Graduate of US Law School Arrested in Azerbaijan 

FILE - Central Baku, Azerbaijan

An international student who earned his law degree in the U.S. was arrested and driven away by plainclothesmen after he returned to Azerbaijan, provoking outrage among civil society activists.

Hours after Emin Aslanov was detained in downtown Baku on Monday, he reappeared at the Narimanov district court and was sentenced to 30 days in jail on charges of "disobeying the police," witnesses said.

Civil society activists quickly condemned the Azerbaijani government, saying the arrest was politically motivated.

In a public appeal, dozens of activists called for Aslanov's immediate release.

"We know Emin Aslanov as a professional lawyer and as one of the most distinguished young persons," activists said in a statement. "We can confidently state that he has not committed any crime."

The Azerbaijani government has not issued any statement on the arrest or responded to the condemnation.

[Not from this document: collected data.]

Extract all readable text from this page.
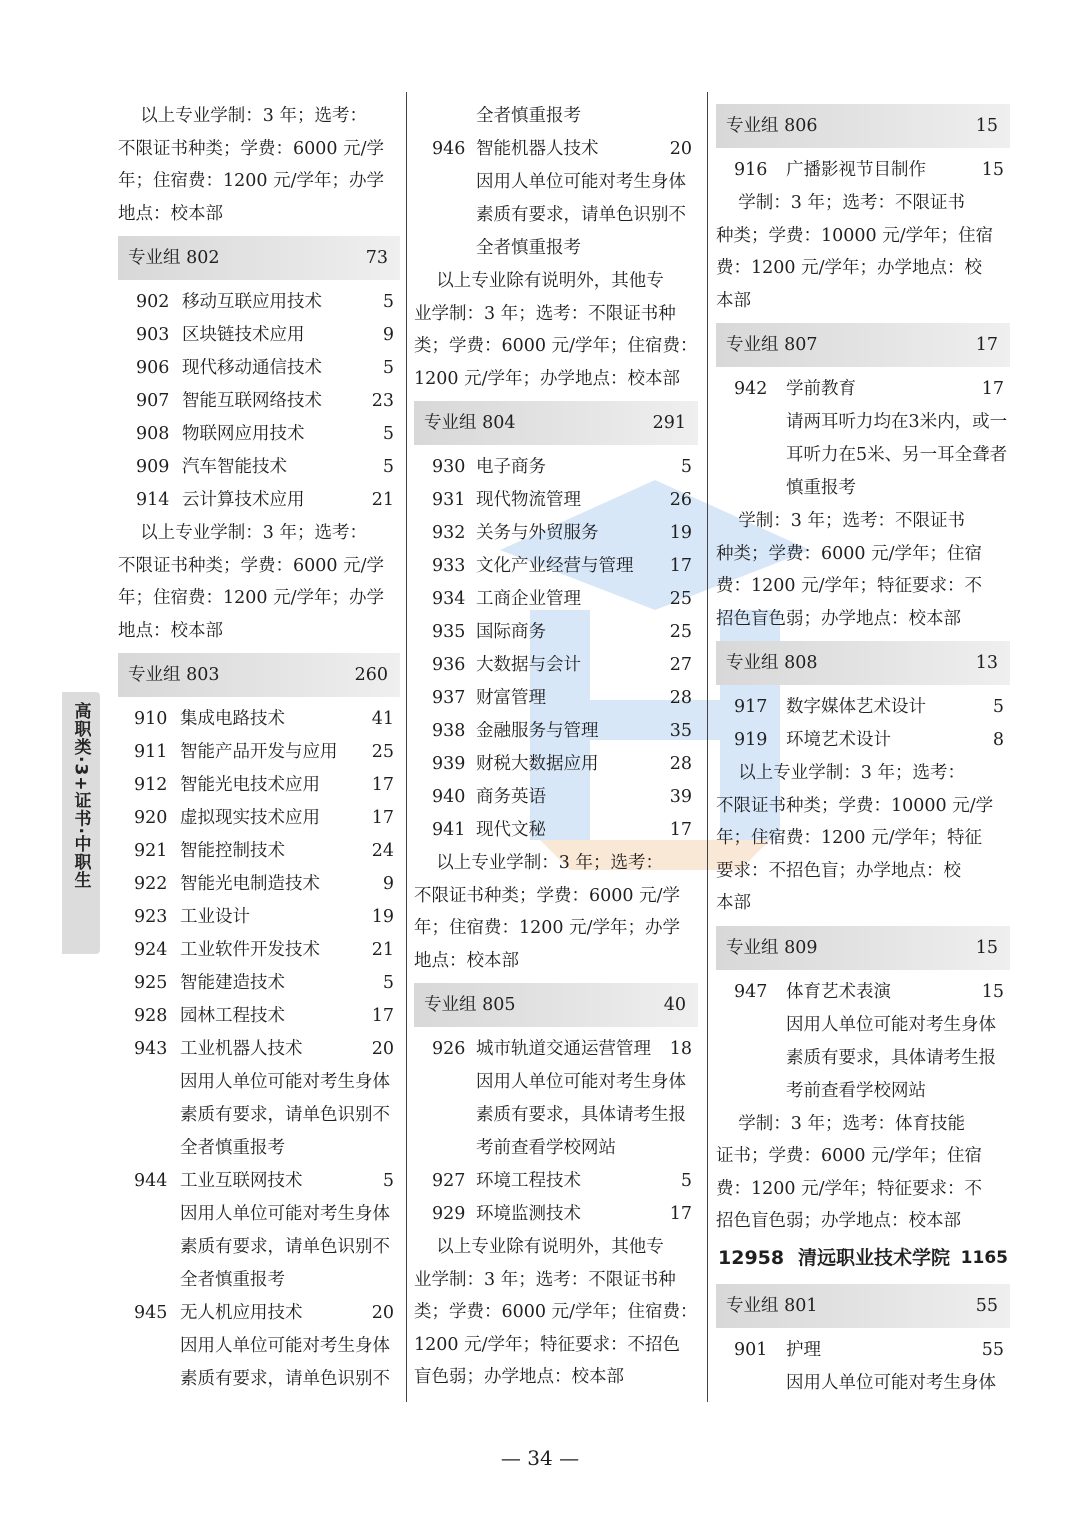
高职类·3+证书·中职生

以上专业学制：3 年；选考：
不限证书种类；学费：6000 元/学
年；住宿费：1200 元/学年；办学
地点：校本部

专业组 802	73
902 移动互联应用技术	5
903 区块链技术应用	9
906 现代移动通信技术	5
907 智能互联网络技术	23
908 物联网应用技术	5
909 汽车智能技术	5
914 云计算技术应用	21

以上专业学制：3 年；选考：
不限证书种类；学费：6000 元/学
年；住宿费：1200 元/学年；办学
地点：校本部

专业组 803	260
910 集成电路技术	41
911 智能产品开发与应用 25
912 智能光电技术应用	17
920 虚拟现实技术应用	17
921 智能控制技术	24
922 智能光电制造技术	9
923 工业设计	19
924 工业软件开发技术	21
925 智能建造技术	5
928 园林工程技术	17
943 工业机器人技术	20

因用人单位可能对考生身体
素质有要求，请单色识别不
全者慎重报考

944 工业互联网技术	5

因用人单位可能对考生身体
素质有要求，请单色识别不
全者慎重报考

945 无人机应用技术	20

因用人单位可能对考生身体
素质有要求，请单色识别不

全者慎重报考

946 智能机器人技术	20

因用人单位可能对考生身体
素质有要求，请单色识别不
全者慎重报考

以上专业除有说明外，其他专
业学制：3 年；选考：不限证书种
类；学费：6000 元/学年；住宿费：
1200 元/学年；办学地点：校本部

专业组 804	291
930 电子商务	5
931 现代物流管理	26
932 关务与外贸服务	19
933 文化产业经营与管理 17
934 工商企业管理	25
935 国际商务	25
936 大数据与会计	27
937 财富管理	28
938 金融服务与管理	35
939 财税大数据应用	28
940 商务英语	39
941 现代文秘	17

以上专业学制：3 年；选考：
不限证书种类；学费：6000 元/学
年；住宿费：1200 元/学年；办学
地点：校本部

专业组 805	40
926 城市轨道交通运营管理 18

因用人单位可能对考生身体
素质有要求，具体请考生报
考前查看学校网站

927 环境工程技术	5
929 环境监测技术	17

以上专业除有说明外，其他专
业学制：3 年；选考：不限证书种
类；学费：6000 元/学年；住宿费：
1200 元/学年；特征要求：不招色
盲色弱；办学地点：校本部

专业组 806	15
916 广播影视节目制作	15

学制：3 年；选考：不限证书
种类；学费：10000 元/学年；住宿
费：1200 元/学年；办学地点：校
本部

专业组 807	17
942 学前教育	17

请两耳听力均在3米内，或一
耳听力在5米、另一耳全聋者
慎重报考

学制：3 年；选考：不限证书
种类；学费：6000 元/学年；住宿
费：1200 元/学年；特征要求：不
招色盲色弱；办学地点：校本部

专业组 808	13
917 数字媒体艺术设计	5
919 环境艺术设计	8

以上专业学制：3 年；选考：
不限证书种类；学费：10000 元/学
年；住宿费：1200 元/学年；特征
要求：不招色盲；办学地点：校
本部

专业组 809	15
947 体育艺术表演	15

因用人单位可能对考生身体
素质有要求，具体请考生报
考前查看学校网站

学制：3 年；选考：体育技能
证书；学费：6000 元/学年；住宿
费：1200 元/学年；特征要求：不
招色盲色弱；办学地点：校本部

12958 清远职业技术学院 1165
专业组 801	55
901 护理	55

因用人单位可能对考生身体

— 34 —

An outspoken defender of human rights in his native country, Aslanov had returned to Azerbaijan four days earlier, after completing his studies at Syracuse University in upstate New York.

'Deeply distressing'

"Emin Aslanov was my first Azerbaijani student and [his arrest] is deeply distressing," Cora True-Frost, one of his professors, told VOA via Skype.

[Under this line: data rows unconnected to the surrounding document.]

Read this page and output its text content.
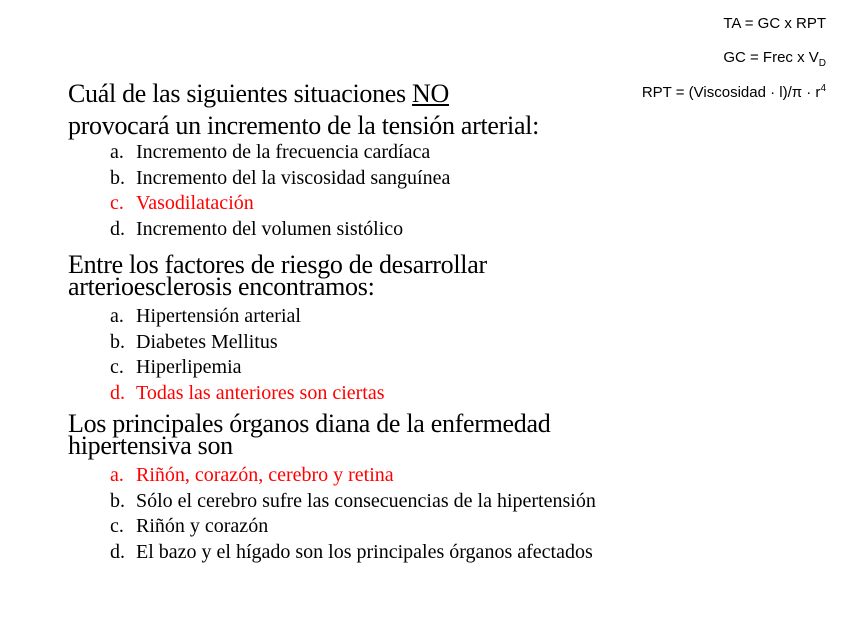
TA = GC x RPT
GC = Frec x $V_D$
RPT = (Viscosidad · $l)/\pi \cdot r^4$

Cuál de las siguientes situaciones NO
provocará un incremento de la tensión arterial:

a. Incremento de la frecuencia cardíaca
b. Incremento del la viscosidad sanguínea
c. Vasodilatación
d. Incremento del volumen sistólico

Entre los factores de riesgo de desarrollar
arterioesclerosis encontramos:

a. Hipertensión arterial
b. Diabetes Mellitus
c. Hiperlipemia
d. Todas las anteriores son ciertas

Los principales órganos diana de la enfermedad
hipertensiva son

a. Riñón, corazón, cerebro y retina
b. Sólo el cerebro sufre las consecuencias de la hipertensión
c. Riñón y corazón
d. El bazo y el hígado son los principales órganos afectados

She spoke about the widespread concern among the university faculty and students regarding the arrest of the alumnus in a country frequently criticized for politically motivated arrests.

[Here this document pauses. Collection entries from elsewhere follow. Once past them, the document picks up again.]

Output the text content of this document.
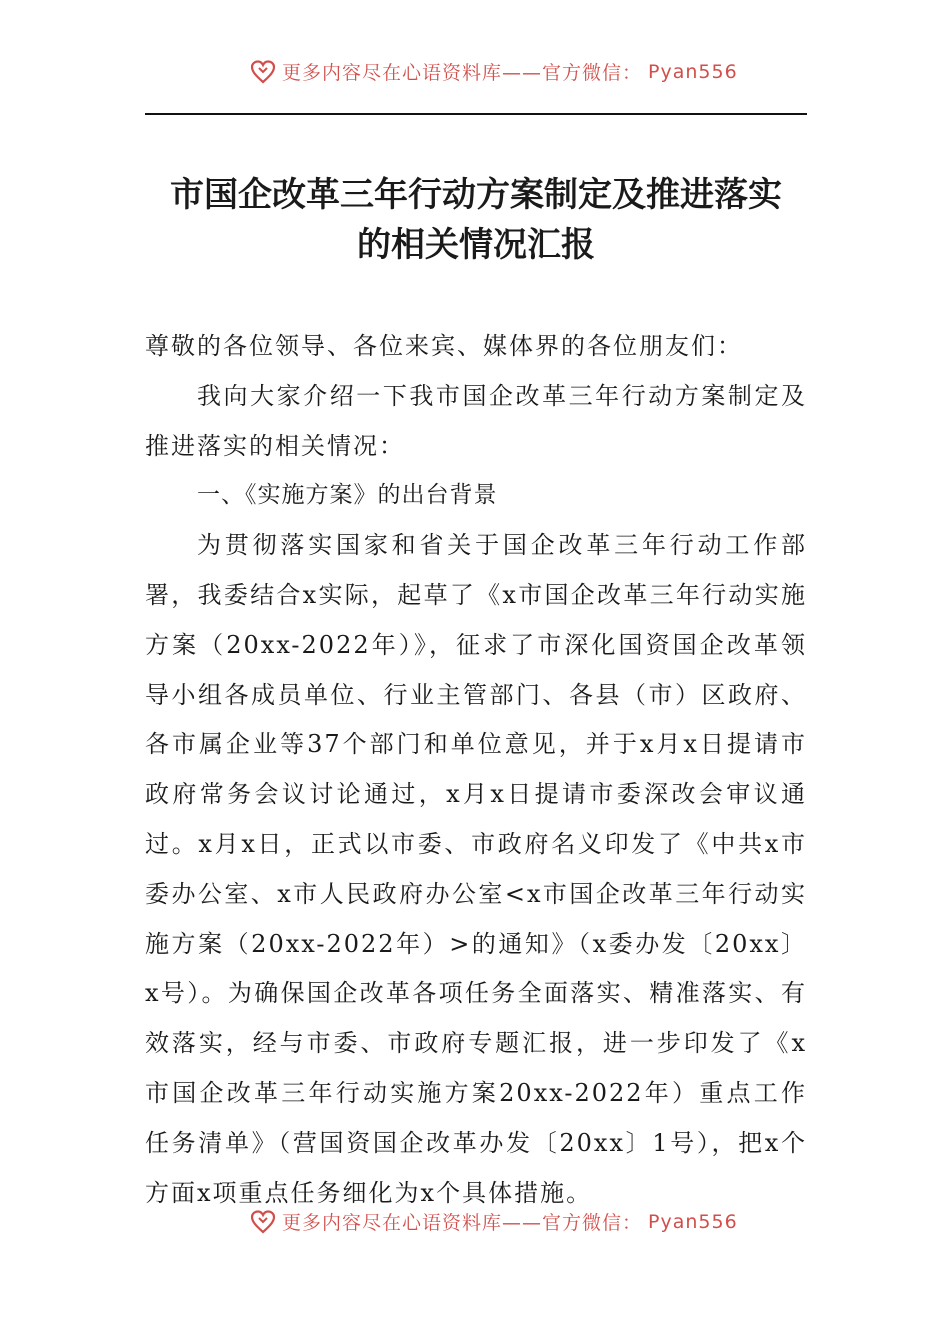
更多内容尽在心语资料库——官方微信： Pyan556
市国企改革三年行动方案制定及推进落实
的相关情况汇报

尊敬的各位领导、各位来宾、媒体界的各位朋友们：

我向大家介绍一下我市国企改革三年行动方案制定及推进落实的相关情况：

一、《实施方案》的出台背景

为贯彻落实国家和省关于国企改革三年行动工作部署，我委结合x实际，起草了《x市国企改革三年行动实施方案（20xx-2022年）》，征求了市深化国资国企改革领导小组各成员单位、行业主管部门、各县（市）区政府、各市属企业等37个部门和单位意见，并于x月x日提请市政府常务会议讨论通过，x月x日提请市委深改会审议通过。x月x日，正式以市委、市政府名义印发了《中共x市委办公室、x市人民政府办公室<x市国企改革三年行动实施方案（20xx-2022年）>的通知》（x委办发〔20xx〕x号）。为确保国企改革各项任务全面落实、精准落实、有效落实，经与市委、市政府专题汇报，进一步印发了《x市国企改革三年行动实施方案20xx-2022年）重点工作任务清单》（营国资国企改革办发〔20xx〕1号），把x个方面x项重点任务细化为x个具体措施。

更多内容尽在心语资料库——官方微信： Pyan556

True-Frost, who said she was a former human rights advocate, advised that "all concerned people try to keep Emin in public scrutiny and be aware of his situation so that there might be pressure put on the Azerbaijani government to provide him with an open trial, due process and the opportunity to have the charges made against him public and the evidence that supports those charges made public."

Aslanov's arrest and reappearance in court echoed the arrest of journalist Afgan Mukhtarli in May 2017. The investigative journalist went missing from Tbilisi, Georgia, and appeared in a detention facility in Baku a day later. He was sentenced to six years in prison on numerous charges, including illegal border-crossing.

According to Amnesty International, Azerbaijani authorities arbitrarily arrest and detain dissidents, independent journalists and bloggers.

The government of Azerbaijan denies holding political prisoners, but Azerbaijani human rights defenders estimate that more than 150 people remain in prison on politically motivated charges.